Tags darauf fließen höchsten Freudentränen über das fantastische Line Up, das Nürnbergs Kulturpreisträger Wolfgang Haffner wieder auf die Beine gestellt hat: Till Brönner, Thomas Quasthoff, Nils Landgren, Stefanie Heinzmann und Wolfgang Niedecken. Nicht zu vergessen die fantastische German All Star Big Band unter der Leitung von Jörg Achim Keller. Alleine diese zu genießen, macht die Veranstaltung schon zu einem Gewinn.

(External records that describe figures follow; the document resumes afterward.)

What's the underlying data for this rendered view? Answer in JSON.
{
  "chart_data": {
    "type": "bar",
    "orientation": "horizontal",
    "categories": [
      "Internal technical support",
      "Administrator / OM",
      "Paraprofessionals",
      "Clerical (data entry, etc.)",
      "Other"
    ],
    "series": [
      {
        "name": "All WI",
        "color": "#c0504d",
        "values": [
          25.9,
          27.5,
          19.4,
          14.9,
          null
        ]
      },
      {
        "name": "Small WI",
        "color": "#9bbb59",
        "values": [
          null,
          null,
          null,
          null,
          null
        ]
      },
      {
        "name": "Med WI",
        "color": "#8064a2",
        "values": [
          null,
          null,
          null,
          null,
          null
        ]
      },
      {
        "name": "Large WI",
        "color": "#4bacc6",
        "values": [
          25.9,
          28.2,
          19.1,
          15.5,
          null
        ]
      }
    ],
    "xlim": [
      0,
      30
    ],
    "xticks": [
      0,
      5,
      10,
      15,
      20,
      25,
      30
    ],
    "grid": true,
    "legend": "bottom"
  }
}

Es sind vor allem knackige Fusionklänge mit viel Groove und Funk, die die Jazzgrößen unter dem wolkenlosen Vollmondhimmel ertönen lassen. Zusammen mit Brönner huldigt Haffner einem der absoluten Heroen des Fusionjazz: Dave Grusin. Dessen Titeltrack zu dem Film "3 Days Of The Condor" ist einer der Höhepunkte des Abends, ebenso wie Thomas Quasthoffs Version von John Lennons "Imagine" - Letzteres ohne Drums - zum Bedauern von Haffner. Eine großartige Visitenkarte gibt auch die Schweizerin Stefanie Heinzmann ab. Lediglich Wolfgang Niedecken bremst in seiner altväterlichen Art auf der Zielgerade die Stimmung etwas ein, was dann viele angesichts der hereinbrechenden Kälte als Signal zum Aufbruch nutzen. Wer bleibt, den entschädigt ein grandioses Finale.